Essay : Mengenal sistem dan Prospek Bank Syariah tahun 2016

Mengenal sistem dan Prospek Bank Syariah tahun 2016

Oleh : Ni Luh Junia Purnami

Berbicara mengenai perbankan sudah tidak asing lagi dengan istilah bunga dan bagi hasil. Istilah bunga biasanya digunakan oleh bank konvensional sedangkan istilah bagi hasil biasanya digunakan oleh bank penganut prinsip syariah. Hadirnya bank syariah di dunia ini salah satu penyemangatnya adalah timbulnya suatu pemikiran bahwa system bunga yang dijalankan oleh lembaga keuangan konvensional adalah haram. Asal mula munculnya Bank Syariah adalah di Pakistan dan Malaysia sekitar tahun 1940-an. Pakistan merupakan Negara pelopor utama dalam melaksanakan system perbankan syariah. Pakistan mampu mengkonversi seluruh system perbankan menjadi system perbankan syariah, menghapus system bunga dengan memberikan pinjaman tanpa bunga kepada petani dan nelayan. Di Malaysia Bank Syariah lahir pada tahun 1983 yaitu berdirinya Bank Islam Malaysia Berhad (BIMB) dan Bank Bumi Putera Muamalah pada tahun 1999. Bank Syariah mengalami perkembangan yang sangat pesat sehingga sampai ke Indonesia pada awal tahun 1990-an.
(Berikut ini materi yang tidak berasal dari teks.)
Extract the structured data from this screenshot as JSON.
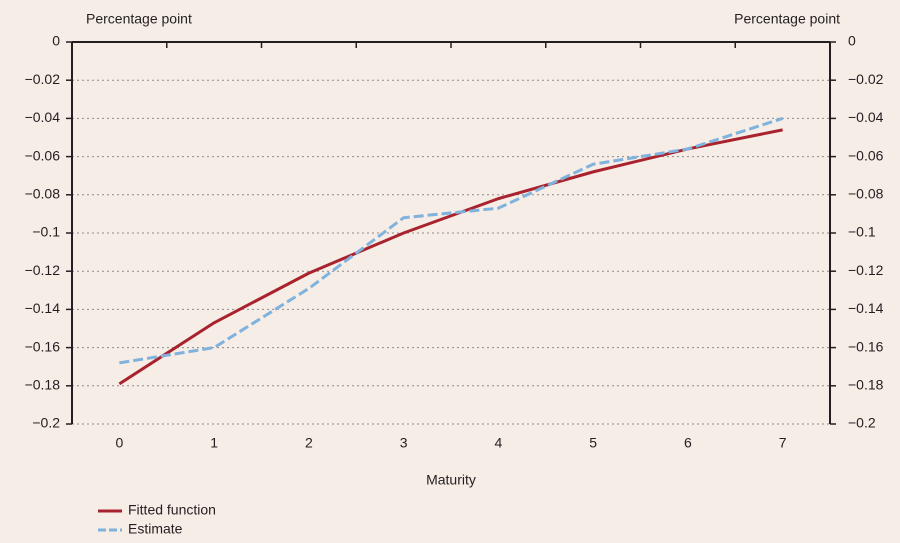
{
  "chart_data": {
    "type": "line",
    "y_label": "Percentage point",
    "y2_label": "Percentage point",
    "x_label": "Maturity",
    "categories": [
      "0",
      "1",
      "2",
      "3",
      "4",
      "5",
      "6",
      "7"
    ],
    "series": [
      {
        "name": "Fitted function",
        "color": "#a8232d",
        "dashed": false,
        "values": [
          -0.179,
          -0.147,
          -0.121,
          -0.1,
          -0.082,
          -0.068,
          -0.056,
          -0.046
        ]
      },
      {
        "name": "Estimate",
        "color": "#7fb2dc",
        "dashed": true,
        "values": [
          -0.168,
          -0.16,
          -0.129,
          -0.092,
          -0.087,
          -0.064,
          -0.056,
          -0.04
        ]
      }
    ],
    "ylim": [
      -0.2,
      0
    ],
    "yticks": [
      0,
      {
        "value": -0.02,
        "label": "−0.02"
      },
      {
        "value": -0.04,
        "label": "−0.04"
      },
      {
        "value": -0.06,
        "label": "−0.06"
      },
      {
        "value": -0.08,
        "label": "−0.08"
      },
      {
        "value": -0.1,
        "label": "−0.1"
      },
      {
        "value": -0.12,
        "label": "−0.12"
      },
      {
        "value": -0.14,
        "label": "−0.14"
      },
      {
        "value": -0.16,
        "label": "−0.16"
      },
      {
        "value": -0.18,
        "label": "−0.18"
      },
      {
        "value": -0.2,
        "label": "−0.2"
      }
    ],
    "y2lim": [
      -0.2,
      0
    ],
    "y2ticks": [
      0,
      {
        "value": -0.02,
        "label": "−0.02"
      },
      {
        "value": -0.04,
        "label": "−0.04"
      },
      {
        "value": -0.06,
        "label": "−0.06"
      },
      {
        "value": -0.08,
        "label": "−0.08"
      },
      {
        "value": -0.1,
        "label": "−0.1"
      },
      {
        "value": -0.12,
        "label": "−0.12"
      },
      {
        "value": -0.14,
        "label": "−0.14"
      },
      {
        "value": -0.16,
        "label": "−0.16"
      },
      {
        "value": -0.18,
        "label": "−0.18"
      },
      {
        "value": -0.2,
        "label": "−0.2"
      }
    ],
    "grid": true
  }
}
Dalam historisnya di Indonesia, perbankan syariah lahir dari rahim MUI yang secara formal ditandai dengan berdirinya Bank Muamalat Indonesia (BMI) pada tahun 1991. BMI sebagai bank syariah pertama boleh dikatakan sebagai anak emas dari hasil kerja keras Tim Perbankan, yang dibentuk MUI. Bank yang didasarkan pada Konsep Islam ini memberikan respon positif di Indonesia. Hasil survei yang dilakukan Bank Indonesia selama kurun waktu 2001-2004, bahwa tingkat kesadaran masyarakat untuk menggunakan jasa perbankan syariah semakin meningkat dari tahun ke tahun, dengan pertumbuhan yang signifikan (Laporan BI : 2005). Terutama semenjak diberlakukannya UU No 10 Tahun 1998, yang mengatur dengan rinci landasan hukum dan jenis-jenis usaha yang dapat dijalankan perbankan syariah, serta memberikan arahan bagi bank-bank konvensional untuk membuka cabang syariah seperti puluhan cabang yang tersebar di beberapa kota besar seperti Jakarta, Surabaya, Bandung, Makasar, dan kota lainnya.
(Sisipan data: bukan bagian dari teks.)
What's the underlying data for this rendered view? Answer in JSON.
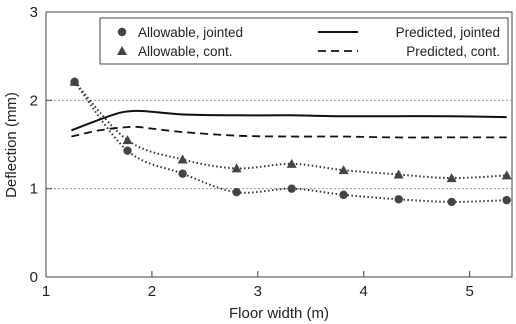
{
  "chart_data": {
    "type": "line",
    "xlabel": "Floor width (m)",
    "ylabel": "Deflection (mm)",
    "xlim": [
      1,
      5.4
    ],
    "ylim": [
      0,
      3
    ],
    "xticks": [
      "1",
      "2",
      "3",
      "4",
      "5"
    ],
    "yticks": [
      "0",
      "1",
      "2",
      "3"
    ],
    "grid": {
      "horizontal_dotted_at": [
        1,
        2
      ]
    },
    "legend_placement": "top-right",
    "series": [
      {
        "name": "Allowable, jointed",
        "style": "circle-markers-dotted-curve",
        "x": [
          1.27,
          1.77,
          2.29,
          2.8,
          3.32,
          3.81,
          4.33,
          4.83,
          5.35
        ],
        "y": [
          2.21,
          1.43,
          1.17,
          0.96,
          1.0,
          0.93,
          0.88,
          0.85,
          0.87
        ]
      },
      {
        "name": "Allowable, cont.",
        "style": "triangle-markers-dotted-curve",
        "x": [
          1.27,
          1.77,
          2.29,
          2.8,
          3.32,
          3.81,
          4.33,
          4.83,
          5.35
        ],
        "y": [
          2.21,
          1.55,
          1.33,
          1.23,
          1.28,
          1.21,
          1.16,
          1.12,
          1.15
        ]
      },
      {
        "name": "Predicted, jointed",
        "style": "solid-line",
        "x": [
          1.24,
          1.5,
          1.7,
          1.85,
          2.0,
          2.3,
          2.8,
          3.3,
          3.8,
          4.3,
          4.8,
          5.35
        ],
        "y": [
          1.66,
          1.78,
          1.86,
          1.88,
          1.87,
          1.84,
          1.83,
          1.83,
          1.82,
          1.82,
          1.82,
          1.81
        ]
      },
      {
        "name": "Predicted, cont.",
        "style": "dashed-line",
        "x": [
          1.24,
          1.5,
          1.7,
          1.85,
          2.0,
          2.3,
          2.8,
          3.3,
          3.8,
          4.3,
          4.8,
          5.35
        ],
        "y": [
          1.59,
          1.66,
          1.69,
          1.7,
          1.68,
          1.64,
          1.6,
          1.59,
          1.59,
          1.58,
          1.58,
          1.58
        ]
      }
    ]
  }
}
Banyak orang yang masih belum paham mengenai perbedaan bank syariah dan konvensional. Hal ini memang tidak mengherankan karena seringkali banyak orang sulit memahami istilah baru digunakan oleh bank syariah dibandingkan dengan bank konvensional. Hal ini didasarkan pada Prinsip Bank Syariah yang menggunakan istilah-istilah Islami dalam penamaan produk mereka sesuai dengan Syariat Islam. Produk Bank Syariah tidak kalah menarik dengan produk yang ditawarkan oleh bank konvensional. Hal utama yang membedakan antara Bank Syariah dengan Bank Konvensional adalah pada Bank Syariah dikenal dengan system bagi hasilnya sedangakan pada Bank Konvensional dikenal dengan system bunga. Proses menghimpun dana dalam Bank Syariah dikenal dengan Konsep Al Wadiah (Giro) dan Al Mudharabah (Tabungan) sedangkan Proses penyaluran dana dikenal dengan Konsep Bagi Hasil (Mudharabah &Musyarakah), Jual Beli (Murabahah, Salam, Istishna’, Ijarah), dan Jasa(Qardh, Hawalah, Kafalah, Wakalah, Rahn). Pada Bank Konvensional proses menghimpun dana dikenal dengan istilah giro dan tabungan/Deposito sedangkan Proses penyaluran dananya dengan bunga yang telah ditentuka di muka.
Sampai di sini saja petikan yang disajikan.